The decision, of course, is the decision whether or not to follow him who has redeemed the time and the exit and the entrance and the wilderness; who is host at our every feast, setting our tables of thanksgiving with himself the manna, his love made flesh the heavenly food. When I read the phrases that run fleet across the page of Paul's letter and imagine them read also at our tables of thanksgiving, perhaps now before dessert, I hear the Christ of God pulling up a chair and by his presence among us redeeming everything we say and think and dare with one another: let love be genuine, hold fast to what is good, outdo one another in showing honor, be patient in suffering, rejoice with those who rejoice, weep with those who weep, live peaceably with all. Before these words admonish us, they bear witness to him who alone has lived well; to the one who, far from forgetting, reminds us in the breaking of bread before he leaves, reveals to us from the height of his cross why he came: that we might have life and life abundantly. To him let us pray our thanksgivings with the poet John Berryman:
    For that free Grace bringing us past great risks
    & thro' great griefs surviving to this feast
    sober & still, with the children unborn and born,
    among brave friends, Lord, we stand again in debt
    and find ourselves in the glad position: Gratitude.

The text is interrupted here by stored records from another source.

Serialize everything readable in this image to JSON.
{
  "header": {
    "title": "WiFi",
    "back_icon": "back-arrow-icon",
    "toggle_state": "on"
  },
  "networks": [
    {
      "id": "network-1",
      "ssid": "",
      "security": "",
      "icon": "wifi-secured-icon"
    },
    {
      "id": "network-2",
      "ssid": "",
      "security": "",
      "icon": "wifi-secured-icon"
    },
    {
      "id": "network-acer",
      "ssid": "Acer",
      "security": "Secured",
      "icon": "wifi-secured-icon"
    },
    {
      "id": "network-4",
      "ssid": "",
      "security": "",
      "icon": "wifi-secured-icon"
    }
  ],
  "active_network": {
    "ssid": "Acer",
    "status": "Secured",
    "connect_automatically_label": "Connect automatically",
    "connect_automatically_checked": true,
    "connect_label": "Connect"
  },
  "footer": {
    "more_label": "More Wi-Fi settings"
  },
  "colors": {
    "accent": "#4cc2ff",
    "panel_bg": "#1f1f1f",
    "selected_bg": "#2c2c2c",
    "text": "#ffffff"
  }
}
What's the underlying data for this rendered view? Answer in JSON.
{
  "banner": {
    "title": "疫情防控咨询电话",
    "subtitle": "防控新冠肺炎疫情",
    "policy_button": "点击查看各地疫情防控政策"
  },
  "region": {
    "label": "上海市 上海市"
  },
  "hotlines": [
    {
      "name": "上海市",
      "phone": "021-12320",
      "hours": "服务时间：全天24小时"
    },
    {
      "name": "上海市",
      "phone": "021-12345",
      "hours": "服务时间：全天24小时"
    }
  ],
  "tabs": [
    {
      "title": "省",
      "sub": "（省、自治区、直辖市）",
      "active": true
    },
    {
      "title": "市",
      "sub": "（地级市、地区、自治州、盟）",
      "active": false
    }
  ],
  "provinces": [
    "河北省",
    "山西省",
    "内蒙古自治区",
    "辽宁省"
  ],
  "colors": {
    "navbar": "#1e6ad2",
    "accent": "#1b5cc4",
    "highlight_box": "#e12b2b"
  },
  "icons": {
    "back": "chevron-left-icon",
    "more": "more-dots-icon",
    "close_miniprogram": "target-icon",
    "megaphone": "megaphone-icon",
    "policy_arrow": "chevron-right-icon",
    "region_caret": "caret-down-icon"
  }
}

    We praise our ancestors who delivered us here
    within warm walls all safe, aware of music,
    likely toward ample & attractive meat
    with whatever accompaniment
    Kate in her kind ingenuity has seen fit to devise.
    and we hope-across the most strange year to come-
    continually to do them and You not sufficient honour
    but such as we become able to devise
    out of decent or joyful conscience & thanksgiving.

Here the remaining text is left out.